UTM runs on both Intel and Apple silicon processors. The UTM mobile app only supports emulation. UTM does not support GPU virtualization, so it cannot use APIs for hardware acceleration, such as DirectX and OpenGL.

UTM can be freely downloaded from GitHub, although there is a paid version on the Mac App Store that receives automatic updates.

== UTM SE ==
UTM SE is a version of UTM that is modified for the iOS App Store. The original version of UTM can still be installed on iOS through sideloading or an unofficial app store, but it cannot be distributed through the App Store due to Apple's restriction against just-in-time compilation.

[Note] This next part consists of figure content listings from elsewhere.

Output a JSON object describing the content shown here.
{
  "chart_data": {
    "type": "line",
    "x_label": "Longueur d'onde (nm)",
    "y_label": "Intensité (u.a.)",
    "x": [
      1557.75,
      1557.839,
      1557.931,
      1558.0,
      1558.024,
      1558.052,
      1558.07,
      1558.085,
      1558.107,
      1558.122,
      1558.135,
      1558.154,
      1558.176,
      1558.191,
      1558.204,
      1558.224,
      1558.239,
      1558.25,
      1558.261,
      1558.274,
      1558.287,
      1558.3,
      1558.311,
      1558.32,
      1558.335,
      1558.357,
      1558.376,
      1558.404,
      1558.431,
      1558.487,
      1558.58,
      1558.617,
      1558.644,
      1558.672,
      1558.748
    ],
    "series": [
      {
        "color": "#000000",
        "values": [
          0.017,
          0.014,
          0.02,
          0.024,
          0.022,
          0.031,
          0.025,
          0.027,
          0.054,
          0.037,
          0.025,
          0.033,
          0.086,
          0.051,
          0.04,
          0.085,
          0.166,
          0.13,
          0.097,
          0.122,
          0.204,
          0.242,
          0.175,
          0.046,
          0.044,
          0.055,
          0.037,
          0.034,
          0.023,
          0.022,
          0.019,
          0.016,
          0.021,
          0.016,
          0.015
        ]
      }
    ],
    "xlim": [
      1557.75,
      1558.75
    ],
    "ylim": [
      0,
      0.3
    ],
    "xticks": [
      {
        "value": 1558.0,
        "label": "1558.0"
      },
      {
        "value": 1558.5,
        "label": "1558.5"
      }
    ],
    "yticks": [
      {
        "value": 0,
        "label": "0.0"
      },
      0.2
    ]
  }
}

UTM SE therefore uses QEMU's TCG interpreter instead, avoiding the restriction. SE stands for "slow edition", since the lack of compilation drastically reduces performance.

Released in 2024, UTM SE was the first PC emulator on the iOS App Store. Prior to its release, the App Store had already allowed console emulators such as Delta.

UTM SE supports the iPhone, iPad, and Apple Vision Pro.

== Reception ==
Macworld described UTM as "a good, low-cost option that will particularly appeal to developers and users who have a little more technical knowledge", praising its versatility in supporting both virtualization and emulation while criticizing its complex interface. PCMag described UTM as sluggish when emulating Intel-based systems, and stated that its lack of support for DirectX graphics acceleration makes it a poor choice for gaming.